I arrived home on 8th July to find a hand delivered letter on the mat. It was three weeks after the second DoL was authorised, two weeks after Hillingdon cancelled our holiday and two weeks since the final part of the fake transition home plan had started. Steven had been home for two overnight stays and was getting dead excited about the permanent return home, which we were both expecting to be in two weeks time.
This is the contents of the letter:
"The meeting made decisions that have immediate consequences and we need to
ensure that you are aware of them. We decided that we can not support the
long-term plan of Steven returning home to live with you on a permanent basis.
We acknowledge that we have commenced this process but feel that we should let
you know now that we are extremely uncomfortable with this plan and as the local
authority responsible for commissioning support we can not knowingly continue to
support a plan that we feel is too high a risk. Steven still presents high
levels of risk to himself and others on a daily basis and our views are that
this is likely to continue. As a consequence we are going to make changes in the
current plan regarding Steven being in transition to your home.
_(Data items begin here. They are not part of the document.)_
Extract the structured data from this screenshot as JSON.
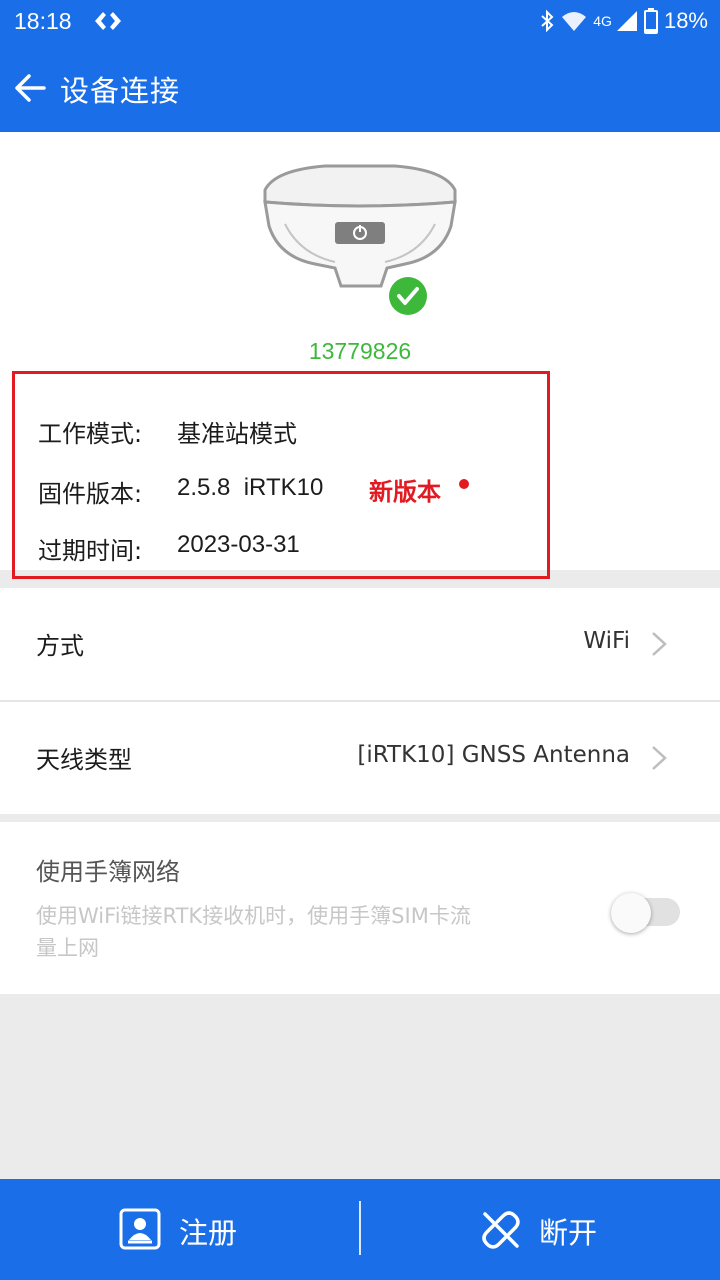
{
  "status_bar": {
    "time": "18:18",
    "network": "4G",
    "battery": "18%",
    "icons": [
      "developer-icon",
      "bluetooth-icon",
      "wifi-icon",
      "signal-icon",
      "battery-icon"
    ]
  },
  "header": {
    "title": "设备连接",
    "back_icon": "back-arrow-icon"
  },
  "device": {
    "serial": "13779826",
    "connected": true,
    "info": {
      "work_mode_label": "工作模式:",
      "work_mode_value": "基准站模式",
      "firmware_label": "固件版本:",
      "firmware_value": "2.5.8  iRTK10",
      "new_version_label": "新版本",
      "expiry_label": "过期时间:",
      "expiry_value": "2023-03-31"
    }
  },
  "settings": {
    "method_label": "方式",
    "method_value": "WiFi",
    "antenna_label": "天线类型",
    "antenna_value": "[iRTK10] GNSS Antenna",
    "network_title": "使用手簿网络",
    "network_desc": "使用WiFi链接RTK接收机时，使用手簿SIM卡流量上网",
    "network_enabled": false
  },
  "actions": {
    "register_label": "注册",
    "disconnect_label": "断开"
  },
  "colors": {
    "primary": "#1a6ee8",
    "success": "#3db83a",
    "alert": "#e21b22"
  }
}
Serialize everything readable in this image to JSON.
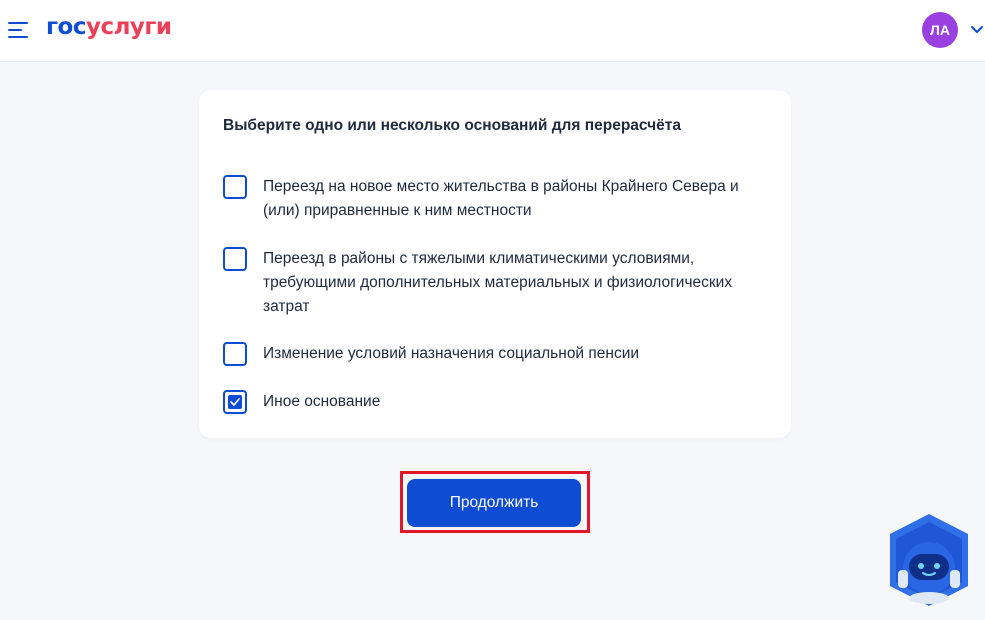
{
  "header": {
    "logo_part1": "гос",
    "logo_part2": "услуги",
    "avatar_initials": "ЛА",
    "menu_icon": "hamburger-menu-icon",
    "chevron_icon": "chevron-down-icon"
  },
  "form": {
    "title": "Выберите одно или несколько оснований для перерасчёта",
    "options": [
      {
        "label_lines": [
          "Переезд на новое место жительства в районы Крайнего Севера и",
          "(или) приравненные к ним местности"
        ],
        "checked": false
      },
      {
        "label_lines": [
          "Переезд в районы с тяжелыми климатическими условиями,",
          "требующими дополнительных материальных и физиологических",
          "затрат"
        ],
        "checked": false
      },
      {
        "label_lines": [
          "Изменение условий назначения социальной пенсии"
        ],
        "checked": false
      },
      {
        "label_lines": [
          "Иное основание"
        ],
        "checked": true
      }
    ]
  },
  "actions": {
    "continue_label": "Продолжить"
  },
  "assistant": {
    "icon": "robot-assistant-icon"
  },
  "colors": {
    "brand_blue": "#0d4cd3",
    "brand_red": "#ee3f58",
    "avatar_purple": "#9b40e0",
    "highlight_red": "#e0162b",
    "background": "#f5f7fb"
  }
}
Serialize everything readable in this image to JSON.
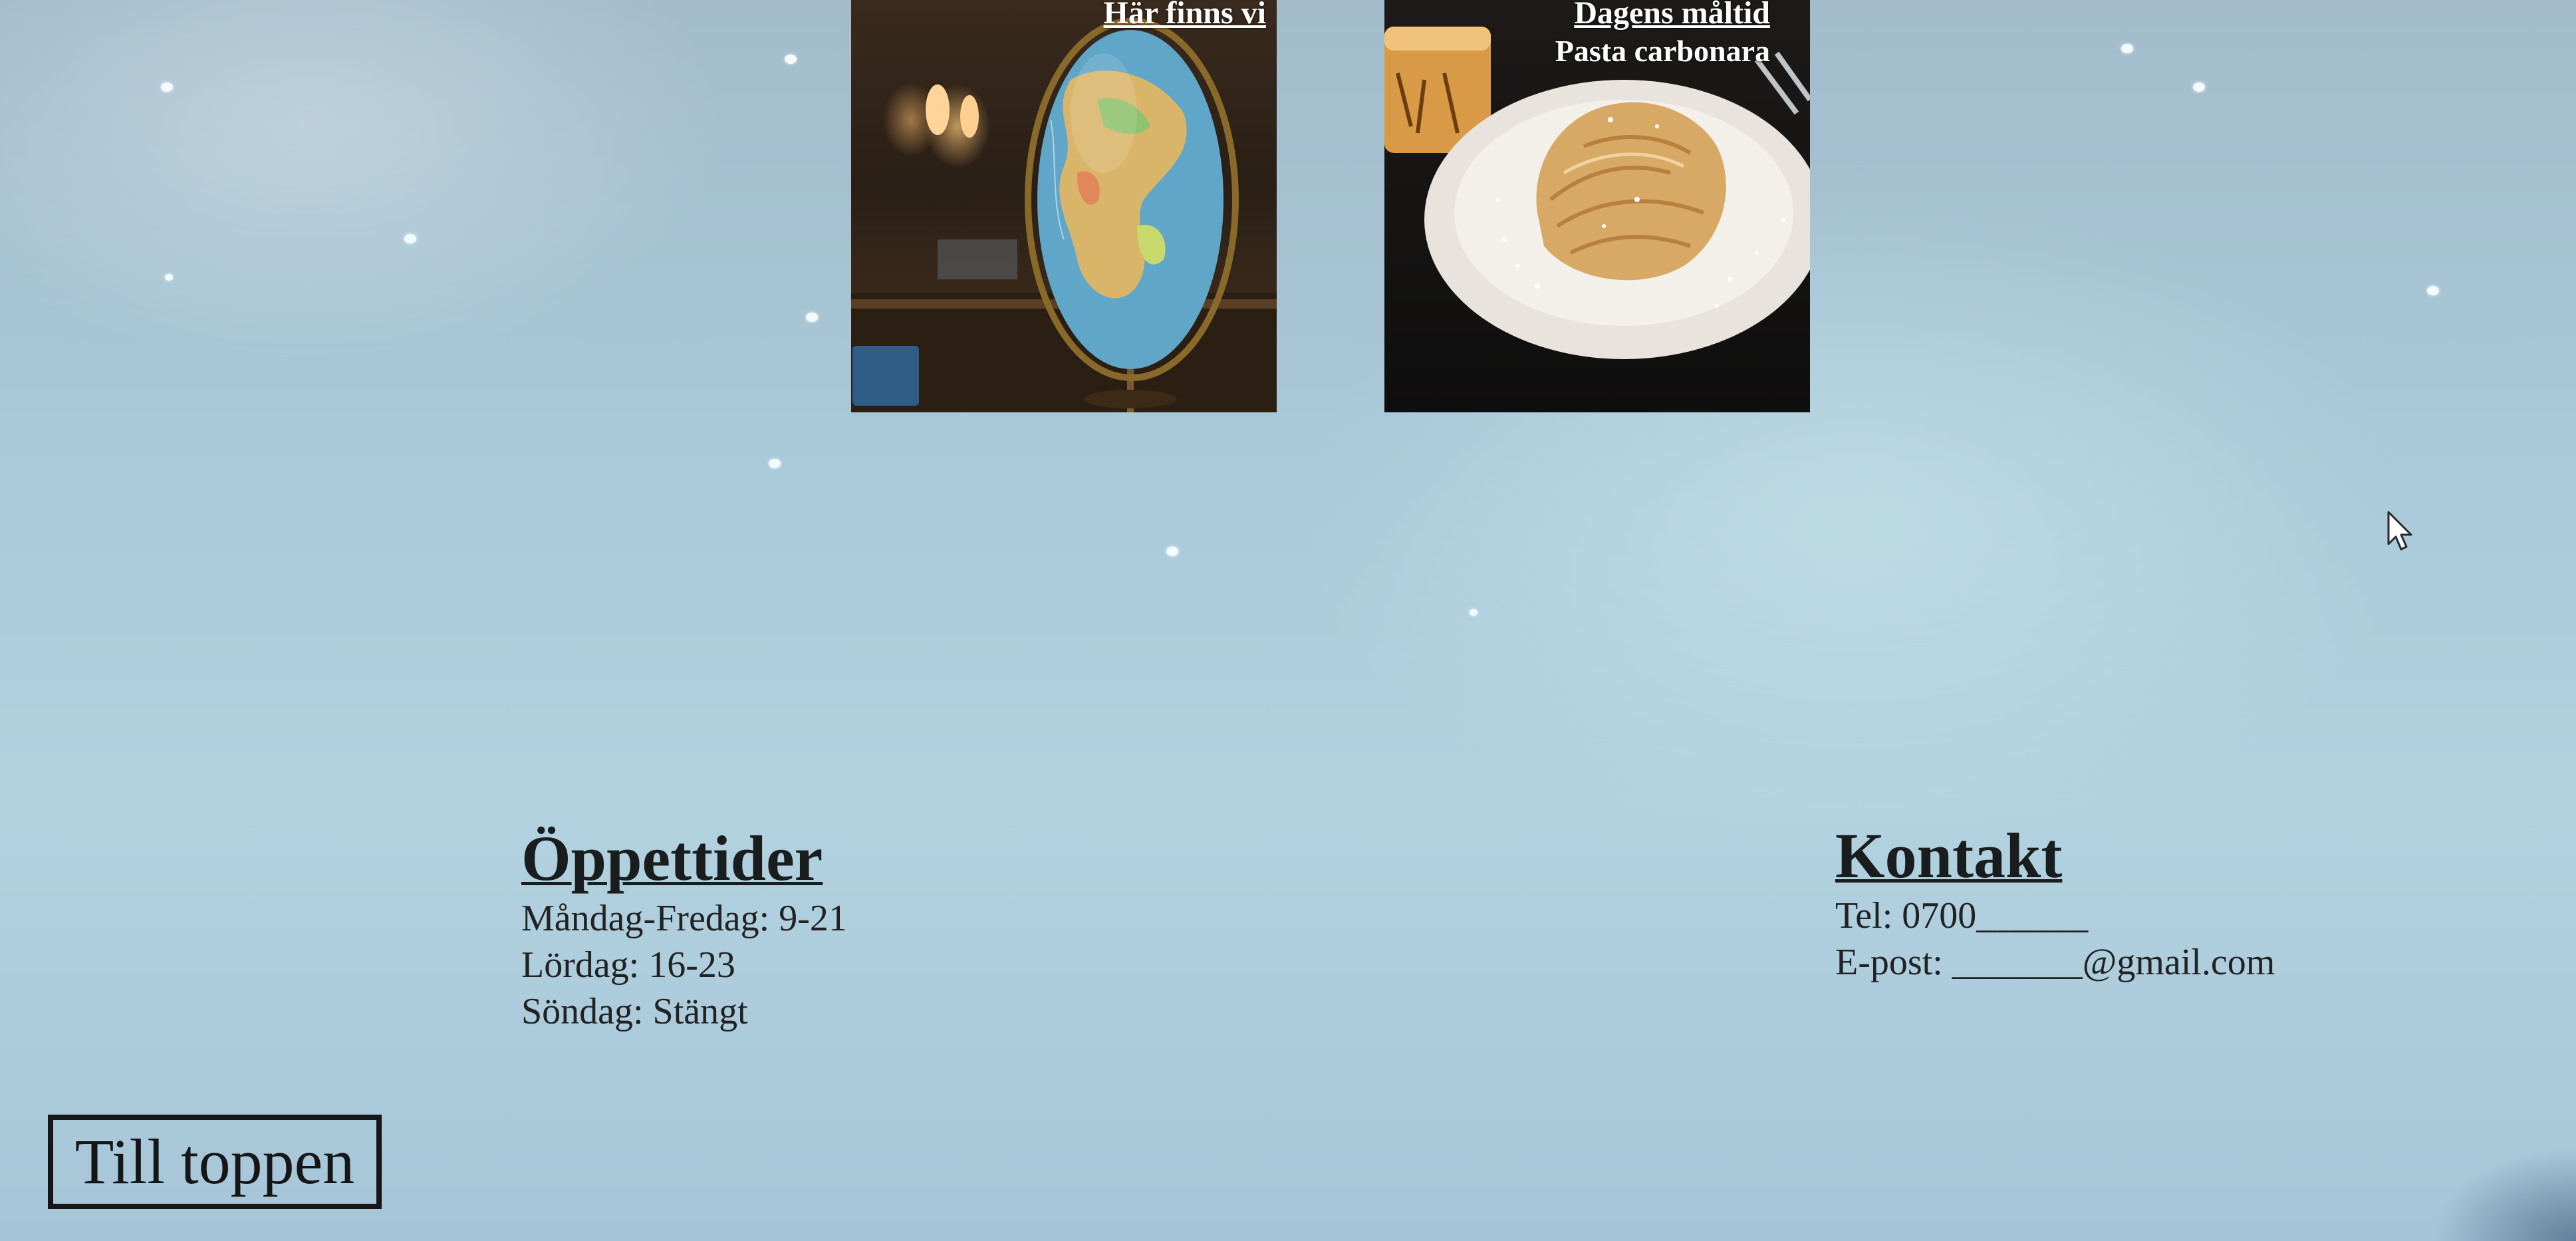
{
  "tiles": {
    "location": {
      "caption": "Här finns vi"
    },
    "meal": {
      "caption": "Dagens måltid",
      "dish": "Pasta carbonara"
    }
  },
  "opening_hours": {
    "heading": "Öppettider",
    "lines": [
      "Måndag-Fredag: 9-21",
      "Lördag: 16-23",
      "Söndag: Stängt"
    ]
  },
  "contact": {
    "heading": "Kontakt",
    "phone": "Tel: 0700______",
    "email": "E-post: _______@gmail.com"
  },
  "top_button": {
    "label": "Till toppen"
  },
  "icons": {
    "cursor": "mouse-pointer-icon"
  },
  "colors": {
    "background": "#aac8d8",
    "heading_text": "#1a1d1d",
    "tile_caption": "#ffffff"
  }
}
We want to be
clear that we do not want to hinder contact between Steven and yourself ... We
understand that this will cause you huge concern as you are dedicated to your
son and his well-being and with this in mind we would like to hold a case
conference and invite you to attend with someone to support you."
I threw up all over the living room floor. I tried to speak to my friend Val on the phone but couldn't talk for sobbing. I wanted a fight.
That night, I thought I was having a heart attack. I had never known pain like it. I called an ambulance and they ran full tests but it turned out to be a full scale panic attack. Nothing wrong with my heart except it was broken by this latest course of action by Hillingdon. Six months of lies to Steven and I but now the cat was out of the bag.
I blurted the whole story out to a lovely nurse, who cuddled me and said: "You've got to carry on. You've got no other choice".
That day was the turning point of the whole year. They had taken away our last bit of hope and when you have nothing left to lose, you can become quite dangerous. All that suppressed power comes back and twenty four hours after being wired up to a heart monitor, the Get Steven Home campaign was launched.